The airline plans to nearly triple its flights at LaGuardia and substantially increase flying at JFK and Newark.

“Thousands of new jobs connected to JetBlue’s growing presence at JFK, paired with the company re-affirming its commitment to being NYC’s hometown airline are great news…,” Schumer said in a statement. “I am encouraged that having survived the worst of [the pandemic], JetBlue is adding jobs, reinvesting, and recommitting to New York.”

The announcement comes as JetBlue is expanding its footprint at both JFK and LaGuardia airports.

The Port Authority is set to approve plans put together by a joint venture—that includes JetBlue—for a new $3.9 billion, 1.2 million square foot terminal at JFK, which will replace existing, aging facilities. The development of the terminal will provide additional gates for JetBlue and is expected to create more than 4,000 direct jobs — both on-site and off-site — and direct payroll wages of $1.9 billion, according to the Port Authority.

Hayes said JetBlue remains committed to New York City.

“Some people call New York the Big Apple. Others call it the center of the universe. At JetBlue, we call it home,” he said. “A lot of out-of-town airlines like to talk big about New York City, but as the only airline based right here, no one knows like we do why this city has always been – and still is – such a great place to live, work and visit.”

Queens officials celebrated the announcement Tuesday.

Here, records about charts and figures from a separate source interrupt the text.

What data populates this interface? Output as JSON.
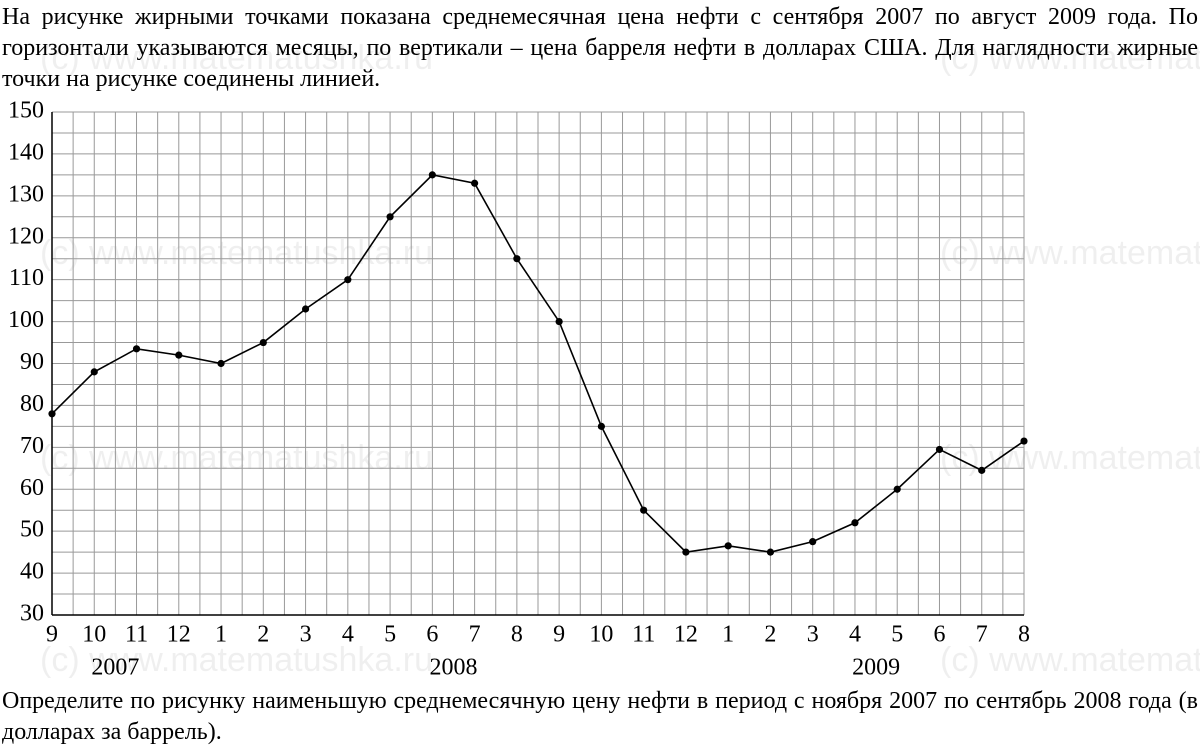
{
  "intro": "На рисунке жирными точками показана среднемесячная цена нефти с сентября 2007 по август 2009 года. По горизонтали указываются месяцы, по вертикали – цена барреля нефти в долларах США. Для наглядности жирные точки на рисунке соединены линией.",
  "question": "Определите по рисунку наименьшую среднемесячную цену нефти в период с ноября 2007 по сентябрь 2008 года (в долларах за баррель).",
  "watermark": "(c) www.matematushka.ru",
  "chart_data": {
    "type": "line",
    "categories": [
      "9",
      "10",
      "11",
      "12",
      "1",
      "2",
      "3",
      "4",
      "5",
      "6",
      "7",
      "8",
      "9",
      "10",
      "11",
      "12",
      "1",
      "2",
      "3",
      "4",
      "5",
      "6",
      "7",
      "8"
    ],
    "years": [
      "2007",
      "2008",
      "2009"
    ],
    "values": [
      78,
      88,
      93.5,
      92,
      90,
      95,
      103,
      110,
      125,
      135,
      133,
      115,
      100,
      75,
      55,
      45,
      46.5,
      45,
      47.5,
      52,
      60,
      69.5,
      64.5,
      71.5
    ],
    "color": "#000000",
    "ylim": [
      30,
      150
    ],
    "yticks": [
      30,
      40,
      50,
      60,
      70,
      80,
      90,
      100,
      110,
      120,
      130,
      140,
      150
    ],
    "grid": true
  }
}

“JetBlue is a valuable corporate partner here in Queens, and I am overjoyed they will keep their headquarters in Long Island City,” Queens Borough President Donovan Richards said. “By remaining here in Queens, our borough is connected to one of the world’s largest airlines and entrusted with thousands of jobs that will surely revitalize our economy.”

Long Island City Council Member Jimmy Van Bramer said today’s news made it a great day for the district and all of New York City.

“I’m thrilled that JetBlue, New York’s Hometown Airline, will keep the heart of its operations here in Long Island City, Queens!” Van Bramer said. “JetBlue’s arrival in LIC over a decade ago was met with great excitement and their sign atop the Brewster building has become an iconic local landmark.”

Other local leaders also applauded the news.

“JetBlue’s decision to recommit to Queens is a welcome one for our borough’s entire business community, as we forge ahead together in the wake of the pandemic,” said Tom Grech, president and CEO of the Queens Chamber of Commerce.

“JetBlue has long been known as ‘New York’s Hometown Airline,’ and we are thrilled that they intend to keep it that way, staying right here in Queens, assuring jobs will remain in Queens and providing a special boost to the Long Island City economy.”